DEWAN Perwakilan Rakyat Daerah (DPRD) Provinsi DKI Jakarta akan memanggil satu persatu pihak terkait polemik yang terjadi di PT Kawasan Berikat Nusantara (KBN). Pemanggilan ini dinilai penting untuk melengkapi fakta dan data yang dibutuhkan.
Panitia Khusus (Pansus) KBN DPRD DKI Jakarta mendatangkan Hamdan Zoelva selaku kuasa hukum PT KBN, Rabu (7/10). Mantan Ketua Mahkamah Konstitusi tersebut diundang untuk menjelaskan mengenai berdirinya PT Karya Citra Nusantara (KCN) yakni anak usaha hasil patungan PT KBN bersama PT Karya Tekhnik Utama (KTU).
“Hari ini kita menghadirkan konsultan hukum yang ditugasi oleh PT KBN untuk mengatasi dan menjelaskan sudah sejauh mana dan langkah-langkah apa yang sudah dilakukan oleh Pak Hamdan Zoelva,” ujar Ketua Pansus KBN DPRD DKI Jakarta Pandapotan Sinaga, Kamis (8/10).
Pandapotan menyesalkan tidak ada keterangan terbaru yang diberikan Hamdan Zoelva, sehingga dalam waktu dekat akan mengagendakan pemanggilan beberapa pihak terkait lainnya yakni PT KTU, PT KCN serta Badan Pertanahan Nasional (BPN) untuk menuntaskan polemik ini.
“Keterangan yang diberikan oleh pihak KBN masih sama seperti kemarin. Makanya kita mau panggil BPN dahulu, baru kita panggil pihak KTU, karena yang membuat KCN itu kan KTU dan KBN, kita akan panggil semua sampai ketemu titik permasalahan dan penyelesaiannya,” ungkapnya.
Pandapotan bersama seluruh anggota Pansus dan Satuan Kerja Pemerintah Daerah (SKPD) terkait mengaku akan terus berupaya maksimal untuk melindungi aset Pemda berupa saham yang ditanam di PT KCN sebesar 15%.

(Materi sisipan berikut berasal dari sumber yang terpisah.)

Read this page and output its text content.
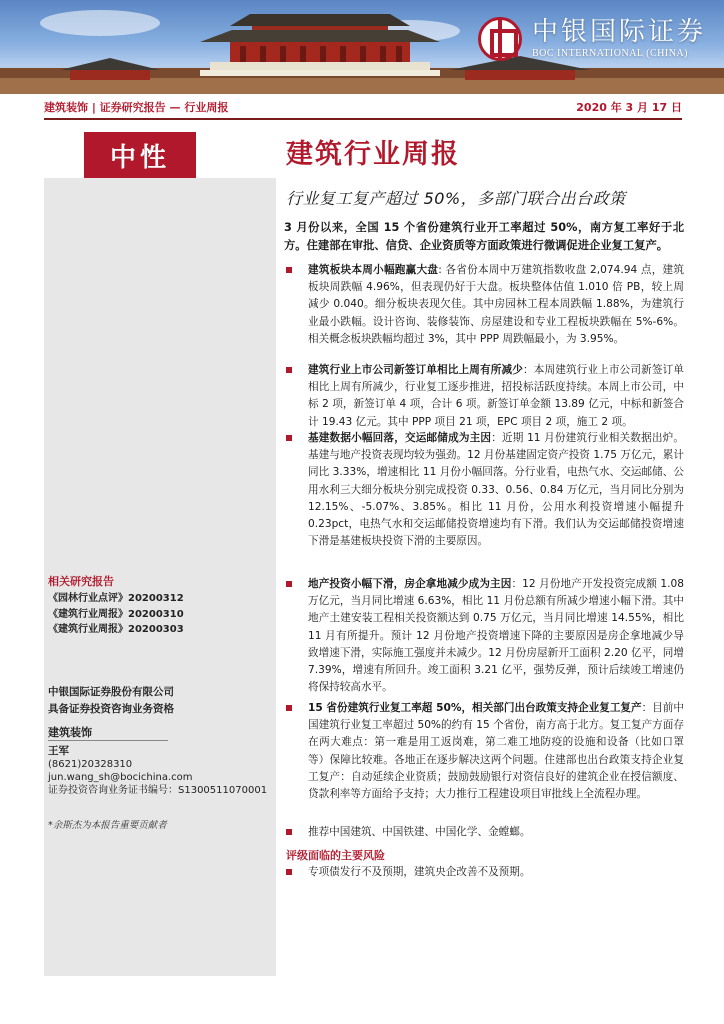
中银国际证券
BOC INTERNATIONAL (CHINA)
建筑装饰 | 证券研究报告 — 行业周报	2020 年 3 月 17 日
中性
相关研究报告
《园林行业点评》20200312
《建筑行业周报》20200310
《建筑行业周报》20200303
中银国际证券股份有限公司
具备证券投资咨询业务资格
建筑装饰
王军
(8621)20328310
jun.wang_sh@bocichina.com
证券投资咨询业务证书编号：S1300511070001
*余斯杰为本报告重要贡献者
建筑行业周报
行业复工复产超过 50%，多部门联合出台政策
3 月份以来，全国 15 个省份建筑行业开工率超过 50%，南方复工率好于北方。住建部在审批、信贷、企业资质等方面政策进行微调促进企业复工复产。
建筑板块本周小幅跑赢大盘: 各省份本周中万建筑指数收盘 2,074.94 点，建筑板块周跌幅 4.96%，但表现仍好于大盘。板块整体估值 1.010 倍 PB，较上周减少 0.040。细分板块表现欠佳。其中房园林工程本周跌幅 1.88%，为建筑行业最小跌幅。设计咨询、装修装饰、房屋建设和专业工程板块跌幅在 5%-6%。相关概念板块跌幅均超过 3%，其中 PPP 周跌幅最小，为 3.95%。
建筑行业上市公司新签订单相比上周有所减少：本周建筑行业上市公司新签订单相比上周有所减少，行业复工逐步推进，招投标活跃度持续。本周上市公司，中标 2 项，新签订单 4 项，合计 6 项。新签订单金额 13.89 亿元，中标和新签合计 19.43 亿元。其中 PPP 项目 21 项，EPC 项目 2 项，施工 2 项。
基建数据小幅回落，交运邮储成为主因：近期 11 月份建筑行业相关数据出炉。基建与地产投资表现均较为强劲。12 月份基建固定资产投资 1.75 万亿元，累计同比 3.33%，增速相比 11 月份小幅回落。分行业看，电热气水、交运邮储、公用水利三大细分板块分别完成投资 0.33、0.56、0.84 万亿元，当月同比分别为 12.15%、-5.07%、3.85%。相比 11 月份，公用水利投资增速小幅提升 0.23pct，电热气水和交运邮储投资增速均有下滑。我们认为交运邮储投资增速下滑是基建板块投资下滑的主要原因。
地产投资小幅下滑，房企拿地减少成为主因：12 月份地产开发投资完成额 1.08 万亿元，当月同比增速 6.63%，相比 11 月份总额有所减少增速小幅下滑。其中地产土建安装工程相关投资额达到 0.75 万亿元，当月同比增速 14.55%，相比 11 月有所提升。预计 12 月份地产投资增速下降的主要原因是房企拿地减少导致增速下滑，实际施工强度并未减少。12 月份房屋新开工面积 2.20 亿平，同增 7.39%，增速有所回升。竣工面积 3.21 亿平，强势反弹，预计后续竣工增速仍将保持较高水平。
15 省份建筑行业复工率超 50%，相关部门出台政策支持企业复工复产：目前中国建筑行业复工率超过 50%的约有 15 个省份，南方高于北方。复工复产方面存在两大难点：第一难是用工返岗难，第二难工地防疫的设施和设备（比如口罩等）保障比较难。各地正在逐步解决这两个问题。住建部也出台政策支持企业复工复产：自动延续企业资质；鼓励鼓励银行对资信良好的建筑企业在授信额度、贷款利率等方面给予支持；大力推行工程建设项目审批线上全流程办理。
推荐中国建筑、中国铁建、中国化学、金螳螂。
评级面临的主要风险
专项债发行不及预期，建筑央企改善不及预期。
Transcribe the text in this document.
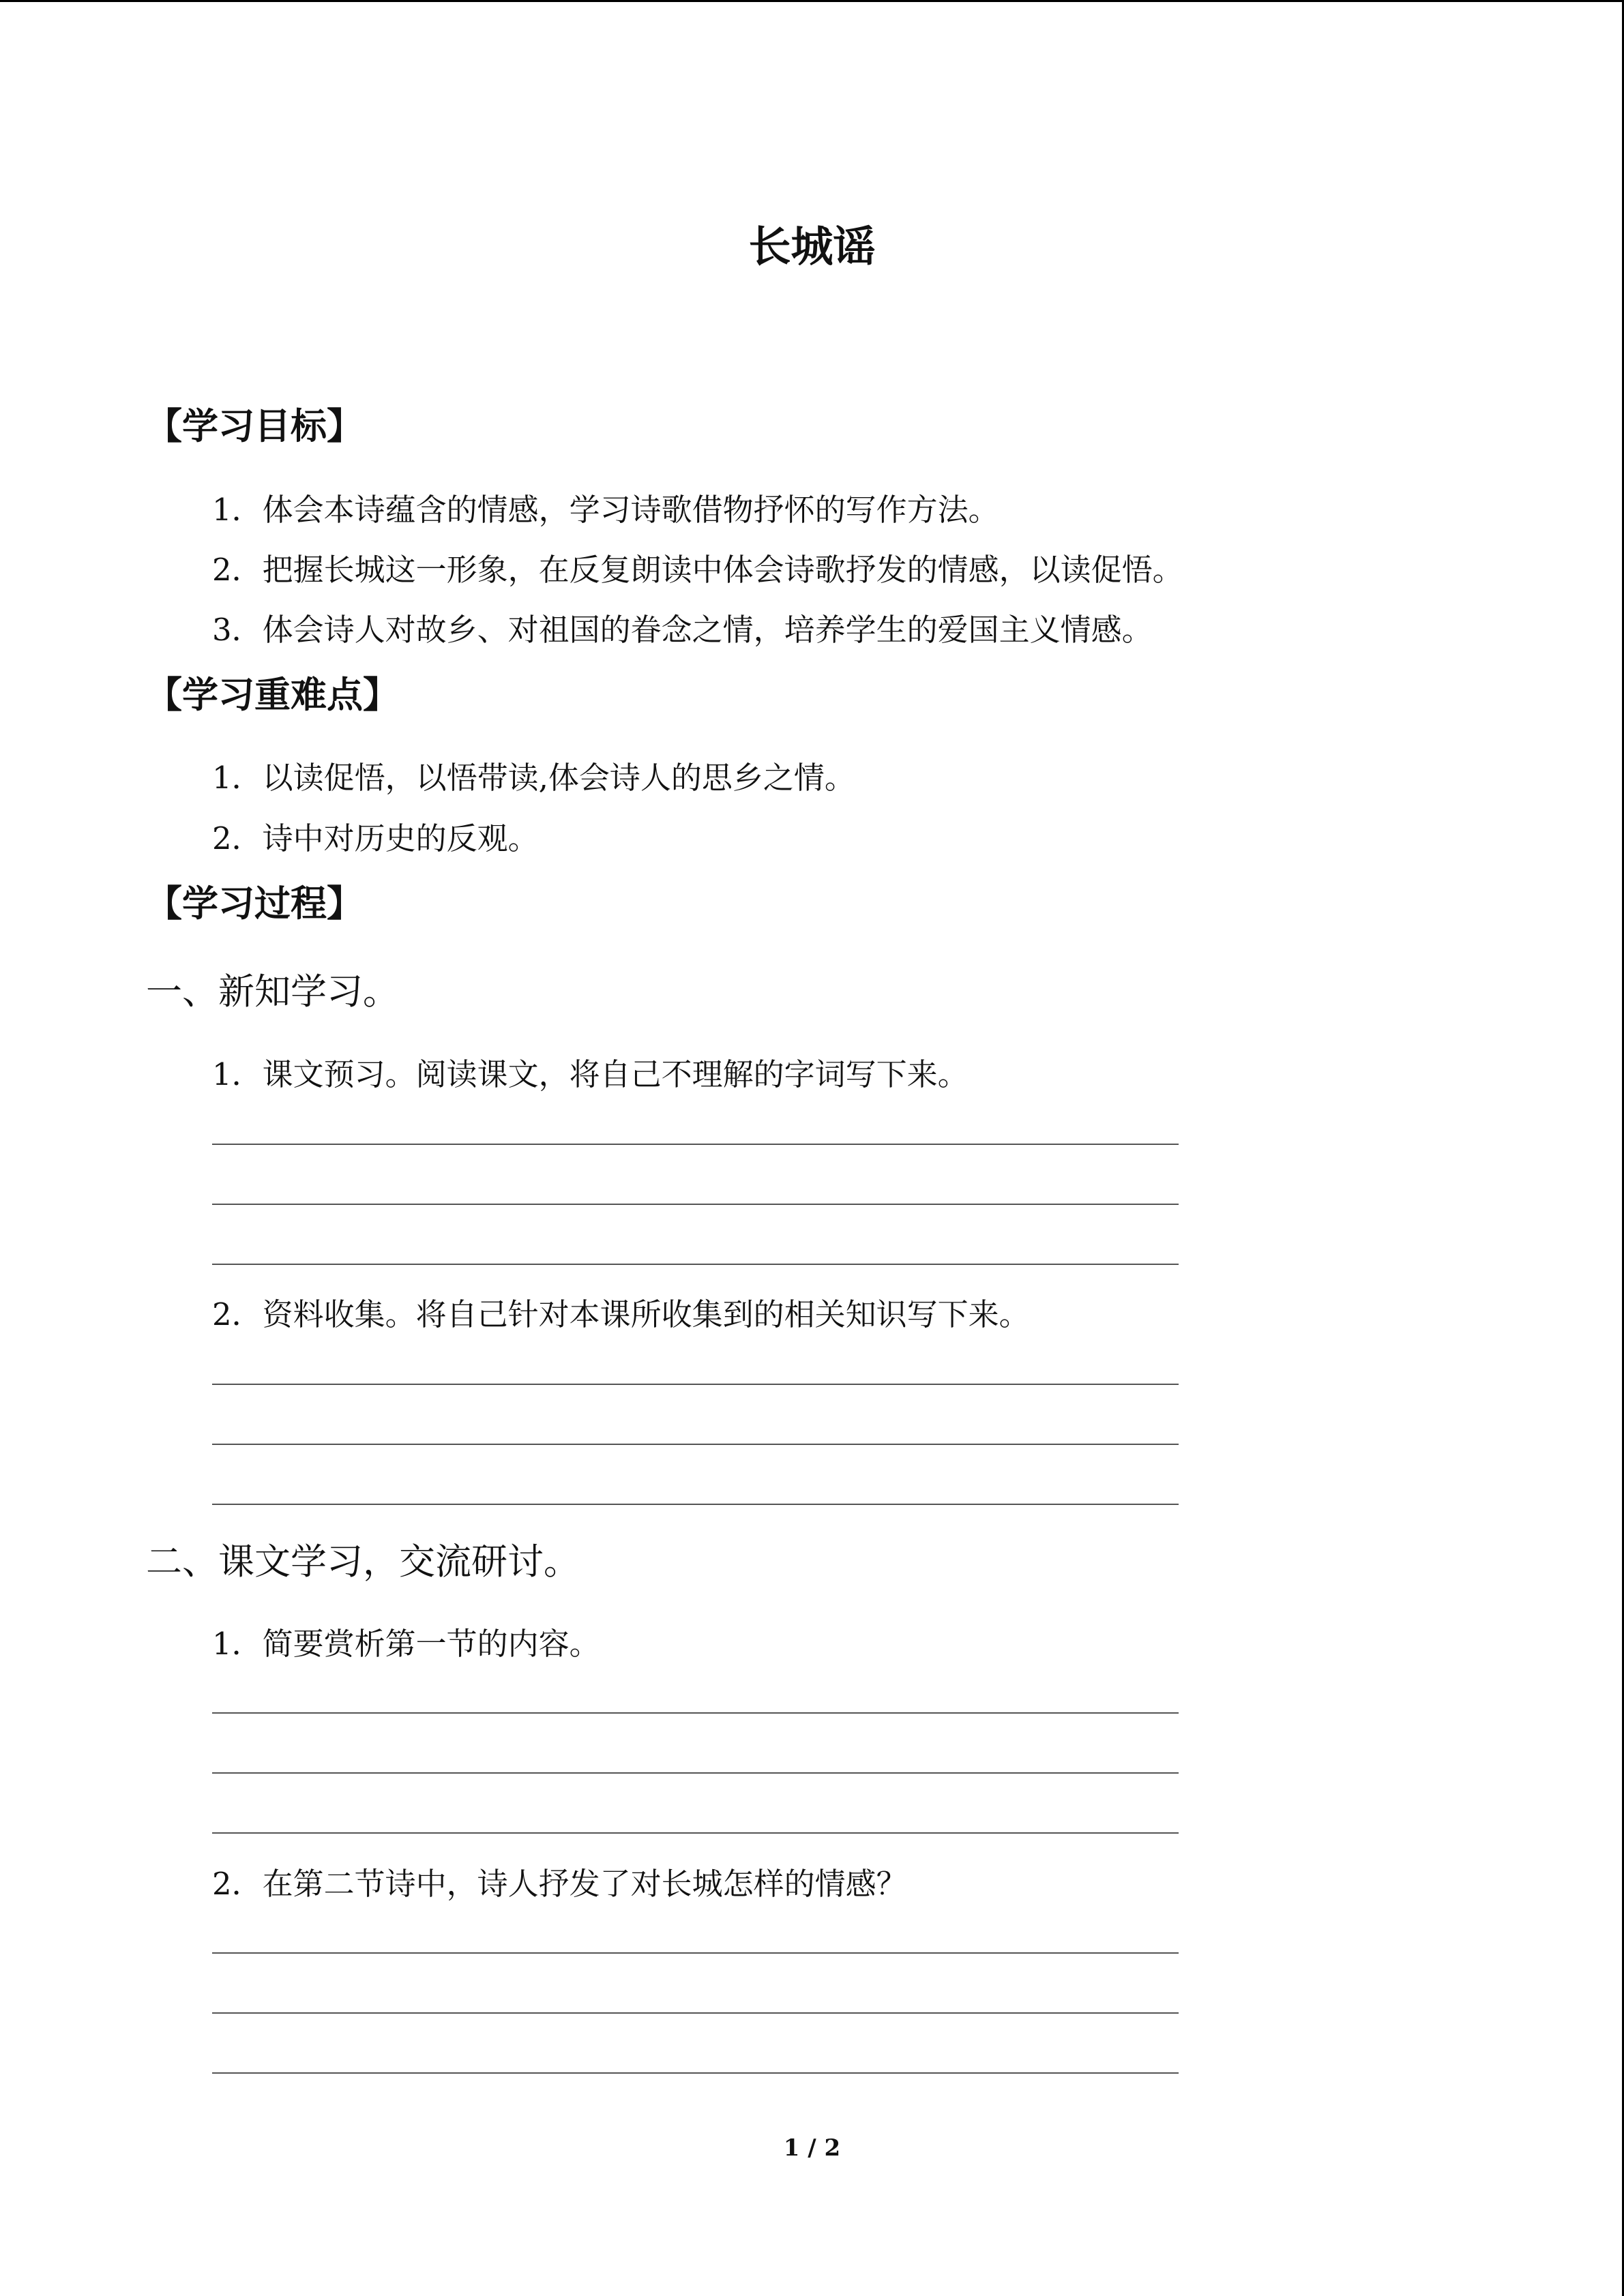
长城谣
【学习目标】
1．体会本诗蕴含的情感，学习诗歌借物抒怀的写作方法。
2．把握长城这一形象，在反复朗读中体会诗歌抒发的情感，以读促悟。
3．体会诗人对故乡、对祖国的眷念之情，培养学生的爱国主义情感。
【学习重难点】
1．以读促悟，以悟带读,体会诗人的思乡之情。
2．诗中对历史的反观。
【学习过程】
一、新知学习。
1．课文预习。阅读课文，将自己不理解的字词写下来。
2．资料收集。将自己针对本课所收集到的相关知识写下来。
二、课文学习，交流研讨。
1．简要赏析第一节的内容。
2．在第二节诗中，诗人抒发了对长城怎样的情感？
1 / 2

“Dari polemik ini, kita banyak kerugiannya, intinya kita mau menyelamatkan aset negara dan kita juga harus menjaga investor yang ada di sana, kita akan berupaya bagaimana agar aset dan investasinya tidak hilang,” tuturnya.
Sementara itu, Hamdan Zoelva menjelaskan saat ini permasalahan tersebut sudah berada di Mahkamah Agung (MA) dan sedang dilakukan Peninjauan Kembali (PK). Pasalnya, PT KBN mengaku telah mengalami kerugian yang cukup besar akibat PT KCN tidak membuat laporan keuangan serta tidak pernah melakukan rapat umum pemegang saham (RUPS) sejak tahun 2015.
“Kami mengajukan usul dengan sistem sewa 70 tahun di lahan KBN, namun KTU menolak karena khawatir bisnis yang tidak stabil, akhirnya kami menyetujui opsi revenue sharing sebesar 25% sesuai perhitungan. Tapi KTU hanya menawarkan 7% saja,” ucapnya.
Atas dasar itu, PT KBN berpotensi merugi sebesar Rp1,8 triliun sesuai perhitungan Kantor Jasa Penilai Publik (KJPP).
”Selain itu, potensi rugi lainnya yaitu sejak berdirinya PT KCN, deviden yang diterima KBN baru Rp3,1 miliar. Itu akibat dari tidak adanya laporan keuangan selama ini,” tuturnya.